A Minimal Static Package
The simplest Biml file declares a single package and is converted to a single .dtsx file. The package element names the package, contains connection references, package parameters, and a control flow built from tasks and containers. The skeleton looks roughly like this:
<Biml xmlns="http://schemas.varigence.com/biml.xsd">
<Packages>
<Package Name="LoadCustomerStage" ConstraintMode="Linear">
<Tasks>
<Container Name="MainControlFlow" ConstraintMode="Linear">
<Tasks>
<!-- Control flow tasks go here -->
</Tasks>
</Container>
</Tasks>
</Package>
</Packages>
</Biml>
Running this through Biml emits a working .dtsx package. The structure is static: the package name and the control flow are fixed.
Replacing Static Values with Metadata
The next step replaces the literal values with expressions driven by a metadata table. A 'pkg_definition' table might hold:
| Column | Description |
|---|---|
| PackageKey | Identity primary key |
| PackageName | Name to use for the generated package |
| ConstraintMode | Linear or Parallel |
| ProtectionLevel | The SSIS ProtectionLevel value |
A BimlScript loop reads the table and emits one package per row. The package name and protection level come from the row values rather than being hard coded:
<#@ template language="C#" hostspecific="true" tier="0" #>
<#@ import namespace="System.Data" #>
<Biml xmlns="http://schemas.varigence.com/biml.xsd">
<# var configConn = (AstDbConnectionNode)RootNode.Connections["FrameworkConfig"]; #>
<Packages>
<#
var rows = ExternalDataAccess.GetDataTable(configConn.ConnectionString,
"SELECT PackageName, ConstraintMode, ProtectionLevel FROM dbo.pkg_definition WHERE Enabled = 1");
foreach (DataRow row in rows.Rows) {
#>
<Package
Name="<#=row["PackageName"]#>"
ConstraintMode="<#=row["ConstraintMode"]#>"
ProtectionLevel="<#=row["ProtectionLevel"]#>">
<Tasks>
<Container Name="MainControlFlow" ConstraintMode="Linear">
<Tasks>
<Expression Name="Placeholder" Expression="1" />
</Tasks>
</Container>
</Tasks>
</Package>
<# } #>
</Packages>
</Biml>
Adding a new package now means adding a row to the table and regenerating. The framework template is defined in one place.

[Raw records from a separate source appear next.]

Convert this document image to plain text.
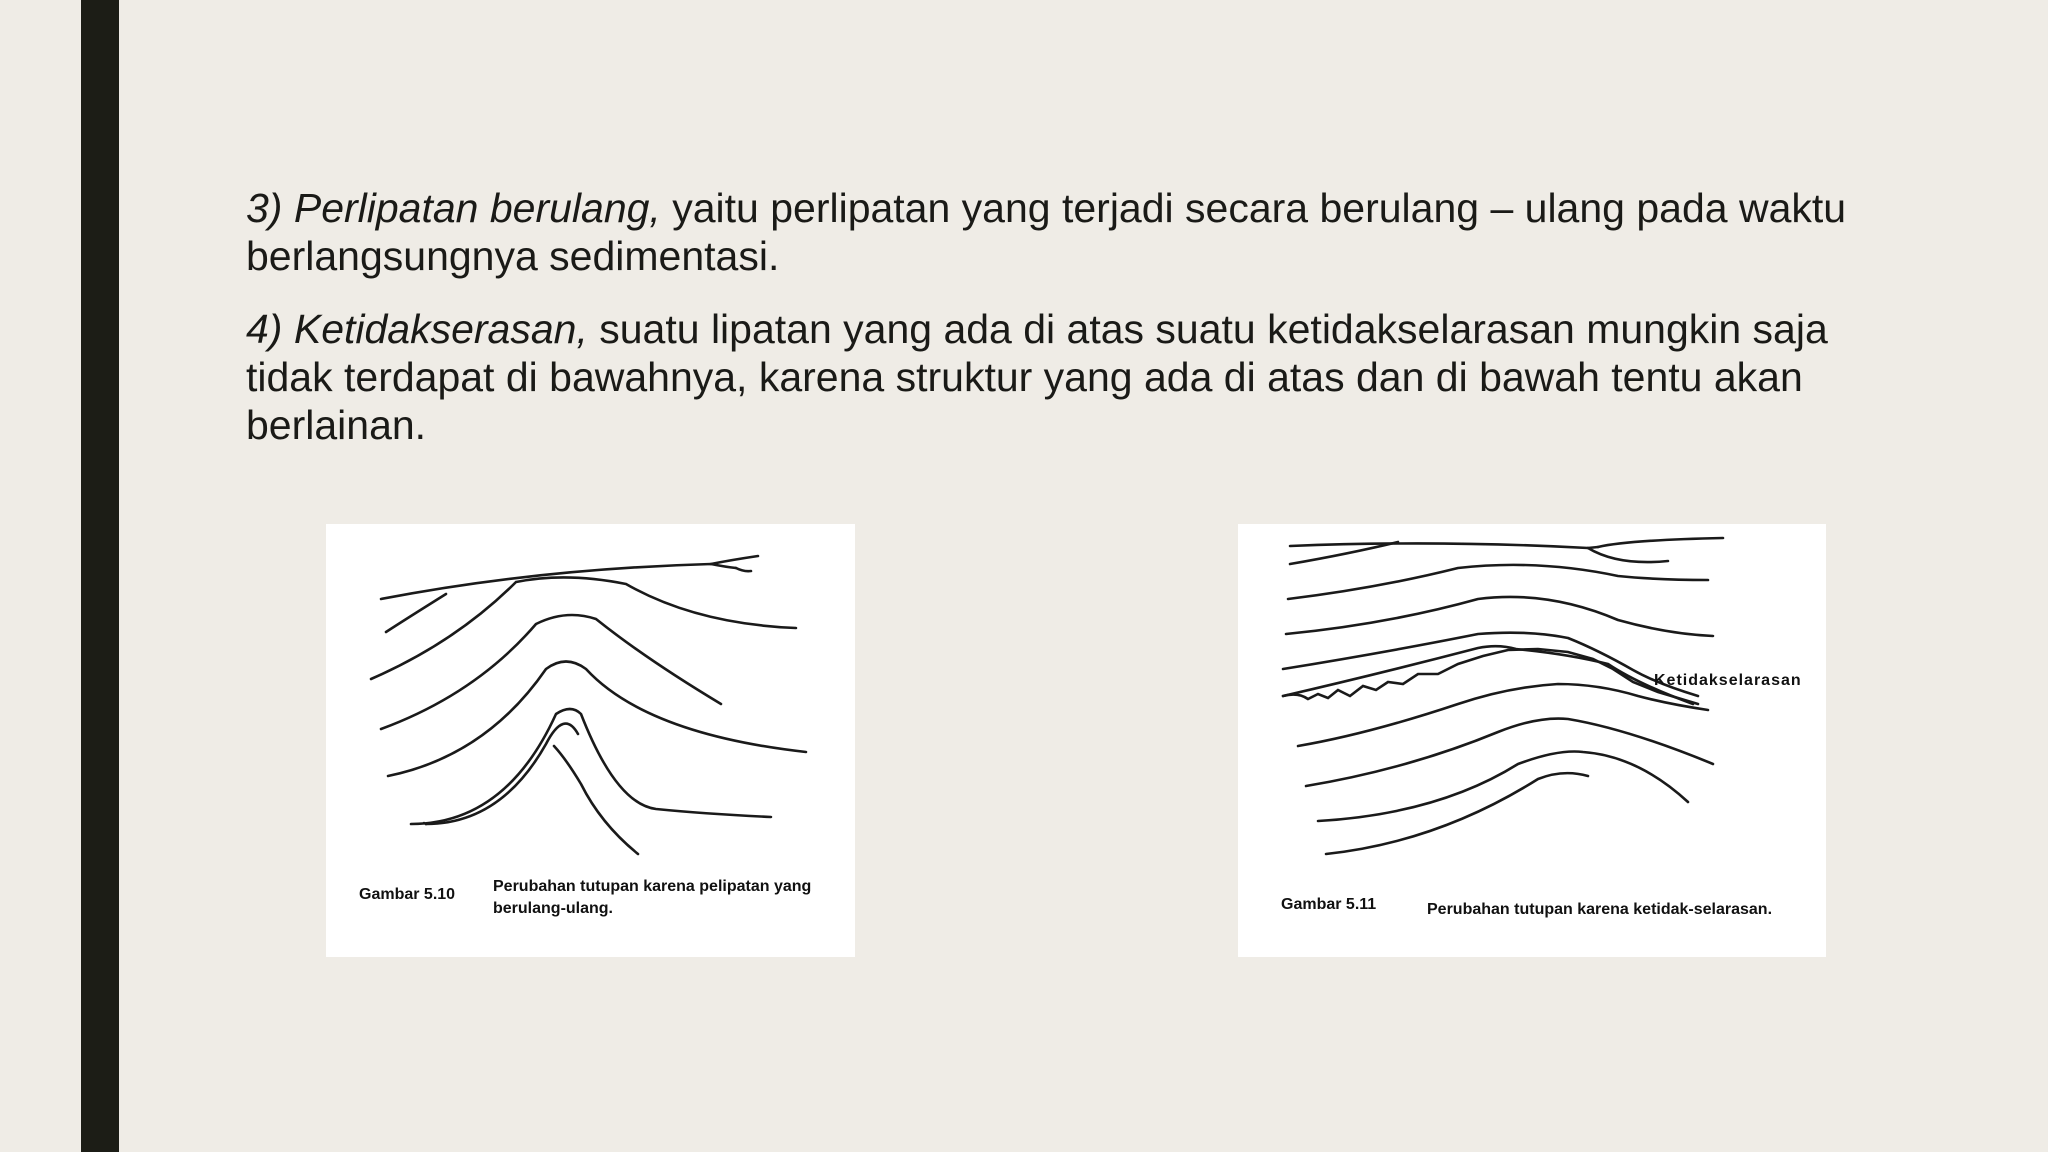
3) Perlipatan berulang, yaitu perlipatan yang terjadi secara berulang – ulang pada waktu berlangsungnya sedimentasi.

4) Ketidakserasan, suatu lipatan yang ada di atas suatu ketidakselarasan mungkin saja tidak terdapat di bawahnya, karena struktur yang ada di atas dan di bawah tentu akan berlainan.

Gambar 5.10 Perubahan tutupan karena pelipatan yang berulang-ulang.
Ketidakselarasan
Gambar 5.11	Perubahan tutupan karena ketidak-selarasan.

Why a Framework Beats One-off Templates
The benefit of running every package through one template is consistency. When a framework change lands, for example a new audit task, a logging convention, or a notification step, the change goes into the template once and every generated package adopts it on the next build. Without generation, the same change would have to be edited into each package by hand, with the risk that some packages are missed or modified inconsistently.
The model also separates the framework (the template) from the specifics (the metadata). The framework is owned by the team that maintains conventions; the metadata is owned by the developers building individual loads. The two evolve independently.
What Comes Next
The next pattern to add is the data flow itself, driven from column-level mapping metadata between source and target. With column mappings in the table, the same template can generate the OLE DB Source, the data flow transformations, and the OLE DB Destination, completing the per-package automation.
Tools to Use
- BimlExpress is the free Visual Studio extension that compiles Biml and provides syntax highlighting and IntelliSense.
- BimlStudio is the standalone IDE with additional features including the metadata model and a built in compiler.
- BimlOnline is the free online editor that converts existing .dtsx packages to Biml, useful for reverse engineering a project before adopting a generation workflow.